Monday, November 29, 2010

Each to their own

Phyllis Chesler describes an encounter:
I recently spoke at length about Islamic gender and religious apartheid in the Arab and non-Arab Muslim world. This was, perhaps, the first time that anyone had ever focused on this subject at this distinguished Ivy League university.

I described both the level of poverty and illiteracy in the Arab and Muslim world and the absence of a free press, independent judiciary, human rights, and of the increasingly savage persecution of women, infidels, dissidents and homosexuals; about the prisons teeming with thousands of Muslim political prisoners who had been kidnapped and were now being tortured for “thought crimes.”
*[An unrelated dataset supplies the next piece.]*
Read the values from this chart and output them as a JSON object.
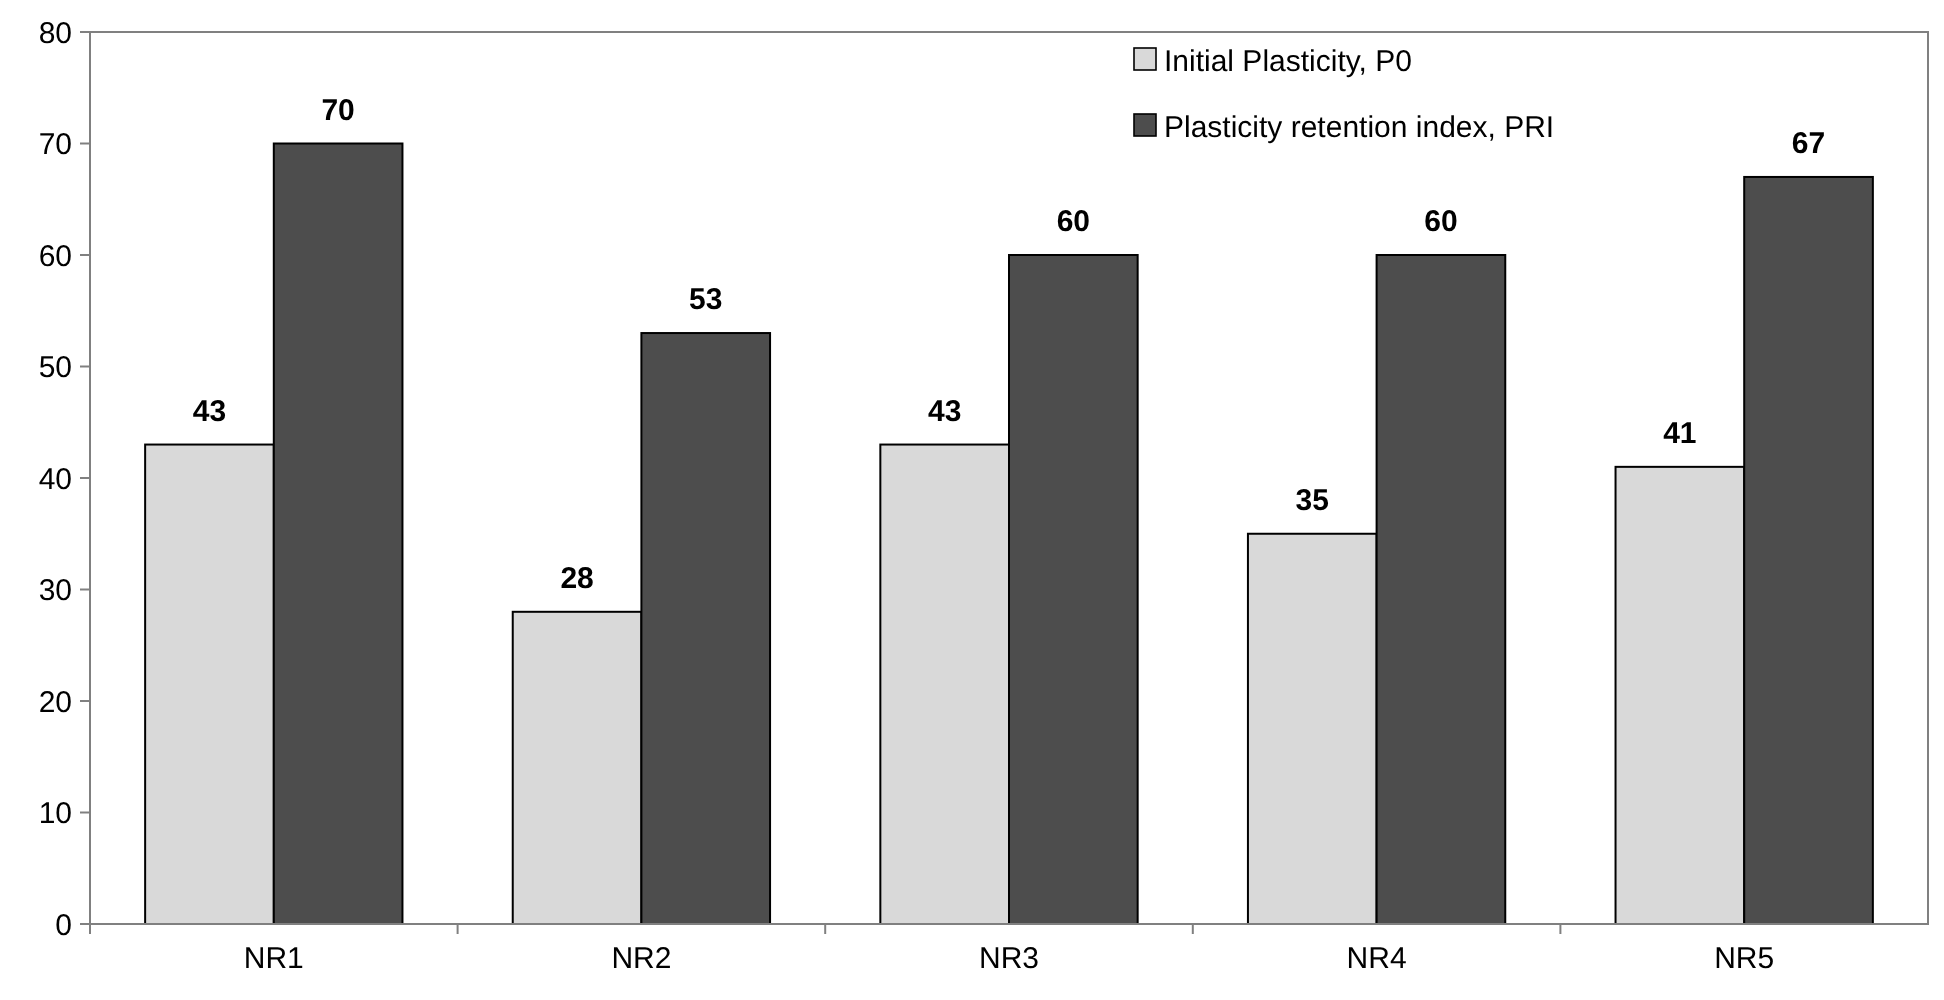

I described a culture in which women were arrested, whipped, gang-raped, and then either hung or stoned to death for alleging rape or for daring to leave dangerously abusive husbands; a culture that has spawned death-eating terrorists who have exposed Muslim and Arab civilians to permanent, bloody danger; and about how these cunning, brazen jihadists have now expanded their global reach and unleashed their bombs and suicide killers against the entire world.
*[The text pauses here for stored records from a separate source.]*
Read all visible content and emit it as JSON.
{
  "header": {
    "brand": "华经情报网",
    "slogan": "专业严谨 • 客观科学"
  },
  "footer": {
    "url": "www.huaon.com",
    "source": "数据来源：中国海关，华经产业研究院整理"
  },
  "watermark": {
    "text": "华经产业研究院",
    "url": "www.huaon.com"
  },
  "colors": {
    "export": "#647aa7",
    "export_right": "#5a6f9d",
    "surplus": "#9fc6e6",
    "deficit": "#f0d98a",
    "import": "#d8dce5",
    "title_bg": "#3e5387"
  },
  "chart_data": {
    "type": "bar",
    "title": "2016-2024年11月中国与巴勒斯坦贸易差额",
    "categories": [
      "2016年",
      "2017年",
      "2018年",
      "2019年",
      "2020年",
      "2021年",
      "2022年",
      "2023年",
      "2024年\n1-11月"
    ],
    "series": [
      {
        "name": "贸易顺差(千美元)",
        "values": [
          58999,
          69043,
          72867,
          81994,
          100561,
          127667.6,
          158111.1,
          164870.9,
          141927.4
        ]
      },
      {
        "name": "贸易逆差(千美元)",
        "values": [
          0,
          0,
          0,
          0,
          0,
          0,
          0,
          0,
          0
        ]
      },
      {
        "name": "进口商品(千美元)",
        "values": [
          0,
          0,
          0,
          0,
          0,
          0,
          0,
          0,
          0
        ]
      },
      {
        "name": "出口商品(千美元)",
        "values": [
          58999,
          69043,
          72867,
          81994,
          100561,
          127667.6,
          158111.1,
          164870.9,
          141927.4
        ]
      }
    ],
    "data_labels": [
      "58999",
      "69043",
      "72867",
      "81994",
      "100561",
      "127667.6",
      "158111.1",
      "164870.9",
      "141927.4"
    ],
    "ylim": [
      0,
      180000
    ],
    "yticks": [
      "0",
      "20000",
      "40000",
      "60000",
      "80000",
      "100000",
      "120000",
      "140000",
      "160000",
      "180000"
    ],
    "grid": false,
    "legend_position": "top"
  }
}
I argued that, in effect, the demonization of Israel by the media, by governments, international bodies, human rights organizations, and university professors allowed the world to self-righteously bypass, minimize, avoid, utterly disappear Muslim-on-Muslim and Muslim-on-infidel tyranny and torture. Scapegoating Israel is what focuses attention away from the larger suffering in the Middle East and in the Muslim world in general.

And then a young, well-spoken, earnest, curly-headed college student asked this question: “You are talking about diverting attention away from the real issues, right? But, if we focus on the absence of freedom or the absence of women’s rights in the Middle East won’t that divert our attention away from the Settlement issue?”
One can, of course, argue about those Settlements but it is perplexing that a reasonably intelligent (one assumes) and well-meaning young man should consider the issue to be more important that the absence of freedom and the absence of women's rights in the Middle East. Yet he is not alone either in not ever bothering to hear that side of the story or in dismissing it as soon as he has heard it. I can only suppose that deep in his heart this young man (and many others like him) do not think such matters are of any importance when it applies to Arabs or Iranians (who, as it happens, do not mind being called Persians). Because they are not like us, see?